I used to go to a nightclub that was out of the way and attracted an interesting crowd. It was known as a rough place, and you were more or less guaranteed a scrap (if you were looking for one). However, there was a sort of gentleman's understanding (even among the chavvier elements) that nobody was going to punch you to oblivion or jump on your head. You'd also get left alone if you kept your head down. Then, at some point in the early 2000's, somebody was stabbed to death. Unfortunately, that does seem to be the way of things these days.
 
#17
Originally Posted by Drummer_Boy /images/buttons/viewpost-right.png I still think the law/sentencing guidelines should be changed so that alcohol becomes an aggravating factor, not a mitigating factor



It depends on the crime. However, in this case, I completely agree.
Just as well they wern't Somali women or another judge would have let them off cos "they arn't used to alcohol cos of their religion" :-(
 

Mr_Fingerz

LE
Book Reviewer
#18
Originally Posted by Drummer_Boy /images/buttons/viewpost-right.png I still think the law/sentencing guidelines should be changed so that alcohol becomes an aggravating factor, not a mitigating factor





Just as well they wern't Somali women or another judge would have let them off cos "they arn't used to alcohol cos of their religion" :-(
If I'd ever forgotten why you have an O2 tag, I've just been reminded of the reason.
 
#19
Their has been a significant change in "atmosphere" down the strip in Plymouth over the past decade. It always has been "rough" but in a spit & sawdust way. It used to be the sort of place where if you trod on someone's foot at the bar a quick "sorry mate" and pat on the shoulder would suffice. I have my own theory about what has changed:
Yes, it's recent ops related. When I first started going down the strip in '92, the majority of forces pissing up there who had "war experience" were already nearly in the 'old & bold' bracket. Now there's a hell of a lot of relative youngsters who have had shitloads of shit experience in not too much service time. It used to be the case you'd get some fresh out of the box booties big-timing it, feeling rightfully proud but also indestructible. They were usually gripped by their own and then shut up. Now we have a combination of young servicemen who have been to war, and young servicemen who may not have. Some feel a bit insecure about that and try to 'over compensate' which usually translates to puffing out their chest and playing the hardman.
Union street's doors used to be covered by off duty booties earning a bit of extra. I bet shit like this would decline rapidly if they were still allowed to do so.

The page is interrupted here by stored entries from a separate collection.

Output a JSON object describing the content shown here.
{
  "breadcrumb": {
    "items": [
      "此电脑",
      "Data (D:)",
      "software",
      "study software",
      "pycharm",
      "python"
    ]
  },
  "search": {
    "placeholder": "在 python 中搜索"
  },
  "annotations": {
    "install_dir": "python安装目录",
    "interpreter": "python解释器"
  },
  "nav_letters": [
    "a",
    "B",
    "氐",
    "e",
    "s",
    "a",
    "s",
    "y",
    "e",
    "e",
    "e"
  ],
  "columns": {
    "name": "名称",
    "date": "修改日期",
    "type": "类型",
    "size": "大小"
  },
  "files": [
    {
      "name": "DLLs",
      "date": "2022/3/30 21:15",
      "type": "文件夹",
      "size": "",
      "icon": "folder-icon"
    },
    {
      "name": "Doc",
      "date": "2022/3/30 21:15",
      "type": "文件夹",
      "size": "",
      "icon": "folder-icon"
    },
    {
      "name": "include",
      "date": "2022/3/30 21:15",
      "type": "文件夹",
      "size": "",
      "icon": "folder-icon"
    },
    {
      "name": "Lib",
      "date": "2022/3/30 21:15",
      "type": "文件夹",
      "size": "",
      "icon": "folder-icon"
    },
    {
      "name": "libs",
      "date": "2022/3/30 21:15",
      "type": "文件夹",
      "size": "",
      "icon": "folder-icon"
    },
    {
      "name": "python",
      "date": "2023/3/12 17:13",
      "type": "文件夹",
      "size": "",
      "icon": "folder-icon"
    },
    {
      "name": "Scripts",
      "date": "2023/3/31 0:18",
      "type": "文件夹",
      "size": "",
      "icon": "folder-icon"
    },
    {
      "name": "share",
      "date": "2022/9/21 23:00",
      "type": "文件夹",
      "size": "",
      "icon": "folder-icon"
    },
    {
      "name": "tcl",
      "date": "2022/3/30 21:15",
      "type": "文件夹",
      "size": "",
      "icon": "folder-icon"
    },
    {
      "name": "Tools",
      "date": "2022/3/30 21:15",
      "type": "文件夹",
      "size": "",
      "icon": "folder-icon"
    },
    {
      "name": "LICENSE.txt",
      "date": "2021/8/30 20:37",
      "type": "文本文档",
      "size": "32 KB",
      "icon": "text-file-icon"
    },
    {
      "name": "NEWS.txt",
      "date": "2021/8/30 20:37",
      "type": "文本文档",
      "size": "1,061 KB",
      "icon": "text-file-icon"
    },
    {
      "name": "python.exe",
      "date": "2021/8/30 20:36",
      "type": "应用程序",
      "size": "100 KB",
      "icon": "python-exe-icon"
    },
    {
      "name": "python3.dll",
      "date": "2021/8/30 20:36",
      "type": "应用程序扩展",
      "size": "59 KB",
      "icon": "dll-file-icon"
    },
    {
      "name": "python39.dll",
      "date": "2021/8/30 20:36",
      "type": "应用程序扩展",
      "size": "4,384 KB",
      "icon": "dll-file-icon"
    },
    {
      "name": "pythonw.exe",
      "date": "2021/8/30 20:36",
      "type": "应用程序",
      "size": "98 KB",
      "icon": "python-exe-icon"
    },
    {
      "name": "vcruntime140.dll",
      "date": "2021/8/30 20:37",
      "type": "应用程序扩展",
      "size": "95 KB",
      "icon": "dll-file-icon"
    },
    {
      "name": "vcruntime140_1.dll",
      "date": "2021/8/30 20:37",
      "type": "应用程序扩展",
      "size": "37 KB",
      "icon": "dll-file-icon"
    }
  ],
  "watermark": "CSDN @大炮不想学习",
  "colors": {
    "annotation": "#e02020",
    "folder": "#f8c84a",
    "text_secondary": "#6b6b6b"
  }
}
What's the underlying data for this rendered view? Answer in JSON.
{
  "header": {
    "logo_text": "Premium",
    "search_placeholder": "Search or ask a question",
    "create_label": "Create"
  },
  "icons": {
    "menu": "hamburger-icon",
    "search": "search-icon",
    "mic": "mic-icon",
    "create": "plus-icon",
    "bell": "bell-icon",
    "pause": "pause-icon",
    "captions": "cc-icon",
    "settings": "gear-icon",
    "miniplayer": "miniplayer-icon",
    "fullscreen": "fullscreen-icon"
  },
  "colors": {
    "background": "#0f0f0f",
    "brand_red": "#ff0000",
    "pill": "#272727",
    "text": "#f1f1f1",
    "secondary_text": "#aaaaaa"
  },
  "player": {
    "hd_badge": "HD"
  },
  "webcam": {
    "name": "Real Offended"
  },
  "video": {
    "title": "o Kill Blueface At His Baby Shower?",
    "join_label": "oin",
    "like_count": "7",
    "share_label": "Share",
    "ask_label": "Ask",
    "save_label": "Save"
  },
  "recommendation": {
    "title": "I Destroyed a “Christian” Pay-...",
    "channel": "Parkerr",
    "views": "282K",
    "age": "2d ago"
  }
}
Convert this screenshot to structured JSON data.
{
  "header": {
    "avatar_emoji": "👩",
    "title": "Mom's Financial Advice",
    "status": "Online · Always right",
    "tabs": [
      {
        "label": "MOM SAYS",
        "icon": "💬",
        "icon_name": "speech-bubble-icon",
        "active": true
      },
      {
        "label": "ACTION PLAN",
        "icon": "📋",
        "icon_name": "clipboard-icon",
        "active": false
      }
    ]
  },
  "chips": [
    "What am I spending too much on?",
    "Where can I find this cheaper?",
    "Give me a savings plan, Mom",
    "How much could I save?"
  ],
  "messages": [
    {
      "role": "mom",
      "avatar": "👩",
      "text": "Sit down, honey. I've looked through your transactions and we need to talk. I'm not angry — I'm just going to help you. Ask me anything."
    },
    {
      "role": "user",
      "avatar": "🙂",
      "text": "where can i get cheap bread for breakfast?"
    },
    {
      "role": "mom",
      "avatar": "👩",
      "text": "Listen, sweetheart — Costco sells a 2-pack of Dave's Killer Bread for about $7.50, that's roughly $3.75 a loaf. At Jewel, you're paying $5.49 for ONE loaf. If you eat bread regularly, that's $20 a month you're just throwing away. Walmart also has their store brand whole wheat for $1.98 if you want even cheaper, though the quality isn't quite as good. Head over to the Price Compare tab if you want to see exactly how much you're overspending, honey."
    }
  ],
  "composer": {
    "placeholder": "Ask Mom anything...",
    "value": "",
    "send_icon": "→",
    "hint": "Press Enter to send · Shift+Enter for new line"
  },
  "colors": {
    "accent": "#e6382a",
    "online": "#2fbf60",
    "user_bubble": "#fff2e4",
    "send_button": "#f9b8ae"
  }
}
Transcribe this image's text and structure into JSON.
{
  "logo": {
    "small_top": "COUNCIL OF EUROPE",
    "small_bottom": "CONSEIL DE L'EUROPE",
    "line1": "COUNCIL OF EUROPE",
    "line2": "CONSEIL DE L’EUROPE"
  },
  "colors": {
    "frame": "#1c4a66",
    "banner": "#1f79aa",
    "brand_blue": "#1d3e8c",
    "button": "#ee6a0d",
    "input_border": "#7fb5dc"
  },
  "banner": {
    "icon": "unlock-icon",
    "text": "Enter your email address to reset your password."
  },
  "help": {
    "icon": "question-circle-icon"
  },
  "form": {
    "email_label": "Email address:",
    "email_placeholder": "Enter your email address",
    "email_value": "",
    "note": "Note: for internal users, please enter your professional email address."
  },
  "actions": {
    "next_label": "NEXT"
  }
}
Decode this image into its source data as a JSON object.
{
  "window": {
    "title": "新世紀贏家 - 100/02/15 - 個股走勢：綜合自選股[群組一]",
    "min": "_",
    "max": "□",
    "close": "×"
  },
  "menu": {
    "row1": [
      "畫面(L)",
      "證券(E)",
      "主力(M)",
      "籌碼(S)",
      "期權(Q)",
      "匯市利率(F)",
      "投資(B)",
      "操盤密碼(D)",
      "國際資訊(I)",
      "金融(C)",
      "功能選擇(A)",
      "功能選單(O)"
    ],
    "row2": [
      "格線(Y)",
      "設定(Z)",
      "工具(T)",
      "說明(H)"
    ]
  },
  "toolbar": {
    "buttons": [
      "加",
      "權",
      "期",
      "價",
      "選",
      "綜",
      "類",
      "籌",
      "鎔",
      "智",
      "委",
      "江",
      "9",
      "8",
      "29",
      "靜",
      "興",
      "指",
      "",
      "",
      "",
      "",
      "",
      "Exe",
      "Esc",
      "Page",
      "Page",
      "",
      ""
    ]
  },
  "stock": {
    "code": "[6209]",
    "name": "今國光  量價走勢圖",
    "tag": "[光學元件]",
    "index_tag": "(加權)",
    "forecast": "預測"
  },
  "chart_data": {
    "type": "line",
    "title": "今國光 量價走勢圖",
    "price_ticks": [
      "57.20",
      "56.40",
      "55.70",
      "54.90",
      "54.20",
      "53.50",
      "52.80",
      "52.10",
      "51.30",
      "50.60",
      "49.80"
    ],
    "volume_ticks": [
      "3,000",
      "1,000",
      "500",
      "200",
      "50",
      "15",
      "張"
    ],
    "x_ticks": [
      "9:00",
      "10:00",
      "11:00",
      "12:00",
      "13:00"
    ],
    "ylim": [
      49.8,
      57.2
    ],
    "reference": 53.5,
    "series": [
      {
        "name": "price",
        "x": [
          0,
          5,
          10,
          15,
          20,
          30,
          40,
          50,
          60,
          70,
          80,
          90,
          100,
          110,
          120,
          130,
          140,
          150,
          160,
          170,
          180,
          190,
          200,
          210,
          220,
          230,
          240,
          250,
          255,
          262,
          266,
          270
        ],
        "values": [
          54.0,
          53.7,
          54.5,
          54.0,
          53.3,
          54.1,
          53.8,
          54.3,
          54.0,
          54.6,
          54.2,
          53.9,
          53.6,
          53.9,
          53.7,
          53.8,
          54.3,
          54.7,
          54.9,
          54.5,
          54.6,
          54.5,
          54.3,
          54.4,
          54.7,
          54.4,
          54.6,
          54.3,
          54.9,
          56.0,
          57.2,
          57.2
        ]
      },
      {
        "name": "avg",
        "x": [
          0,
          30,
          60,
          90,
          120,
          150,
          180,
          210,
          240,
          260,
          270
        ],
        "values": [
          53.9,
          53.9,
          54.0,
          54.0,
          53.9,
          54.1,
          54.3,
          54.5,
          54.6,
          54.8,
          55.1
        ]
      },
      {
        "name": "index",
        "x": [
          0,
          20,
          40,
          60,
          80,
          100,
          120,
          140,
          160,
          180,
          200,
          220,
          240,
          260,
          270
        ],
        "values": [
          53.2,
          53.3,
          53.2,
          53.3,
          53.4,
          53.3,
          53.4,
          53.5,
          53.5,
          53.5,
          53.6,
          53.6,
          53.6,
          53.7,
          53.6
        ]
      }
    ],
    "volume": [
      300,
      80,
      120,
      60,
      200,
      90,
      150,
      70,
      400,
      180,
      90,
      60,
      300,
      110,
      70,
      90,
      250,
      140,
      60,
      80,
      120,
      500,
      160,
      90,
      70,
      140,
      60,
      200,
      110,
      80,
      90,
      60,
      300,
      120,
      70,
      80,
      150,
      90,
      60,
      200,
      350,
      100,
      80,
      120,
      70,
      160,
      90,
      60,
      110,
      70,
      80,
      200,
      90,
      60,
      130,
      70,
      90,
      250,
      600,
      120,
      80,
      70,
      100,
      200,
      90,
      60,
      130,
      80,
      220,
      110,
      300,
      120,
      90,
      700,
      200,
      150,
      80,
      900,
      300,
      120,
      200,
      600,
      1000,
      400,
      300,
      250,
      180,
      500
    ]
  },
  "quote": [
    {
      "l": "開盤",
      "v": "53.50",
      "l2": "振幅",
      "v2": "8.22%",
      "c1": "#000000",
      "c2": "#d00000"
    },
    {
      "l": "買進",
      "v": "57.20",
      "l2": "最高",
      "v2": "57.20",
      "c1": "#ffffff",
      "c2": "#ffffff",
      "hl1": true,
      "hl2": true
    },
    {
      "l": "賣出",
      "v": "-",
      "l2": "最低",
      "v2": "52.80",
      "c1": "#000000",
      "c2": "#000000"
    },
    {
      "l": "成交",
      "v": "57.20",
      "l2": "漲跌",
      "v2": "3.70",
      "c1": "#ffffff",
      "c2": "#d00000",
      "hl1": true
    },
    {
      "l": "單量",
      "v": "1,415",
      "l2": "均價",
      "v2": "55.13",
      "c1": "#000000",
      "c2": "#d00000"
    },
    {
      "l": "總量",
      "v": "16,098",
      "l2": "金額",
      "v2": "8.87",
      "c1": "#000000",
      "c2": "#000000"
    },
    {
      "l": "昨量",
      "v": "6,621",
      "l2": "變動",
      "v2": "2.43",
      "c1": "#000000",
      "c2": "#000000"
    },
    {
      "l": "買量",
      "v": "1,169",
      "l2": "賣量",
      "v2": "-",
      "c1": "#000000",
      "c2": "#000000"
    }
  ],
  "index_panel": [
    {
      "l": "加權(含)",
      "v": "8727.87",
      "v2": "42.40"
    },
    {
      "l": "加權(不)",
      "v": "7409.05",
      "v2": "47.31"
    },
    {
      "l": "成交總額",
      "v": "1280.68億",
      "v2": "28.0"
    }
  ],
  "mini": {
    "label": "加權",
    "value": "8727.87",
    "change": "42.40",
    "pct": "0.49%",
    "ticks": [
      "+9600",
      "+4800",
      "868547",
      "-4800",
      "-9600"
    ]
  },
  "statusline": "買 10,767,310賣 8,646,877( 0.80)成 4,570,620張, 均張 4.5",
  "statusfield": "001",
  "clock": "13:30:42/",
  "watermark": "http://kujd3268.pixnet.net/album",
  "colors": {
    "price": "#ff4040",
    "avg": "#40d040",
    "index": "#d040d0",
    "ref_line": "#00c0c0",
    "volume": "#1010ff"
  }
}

Just my theory. I think I'm not far off the mark though.
 
#20
I'm wondering when this age of chivalry regarding not hitting a man when he was down existed in Squaddy scraps.
Certainly not in my day. Alcohol fueled fighting influenced by women, regimental rivalry and bravado was always vicious.
I agree with the Judge's sentence.

I also see where ex_colonial is coming from in his comment regarding the muslim women who walked from an assault charge because they weren't used to alcohol. Inconsistencies in applying the law and sentencing make a mockery of it.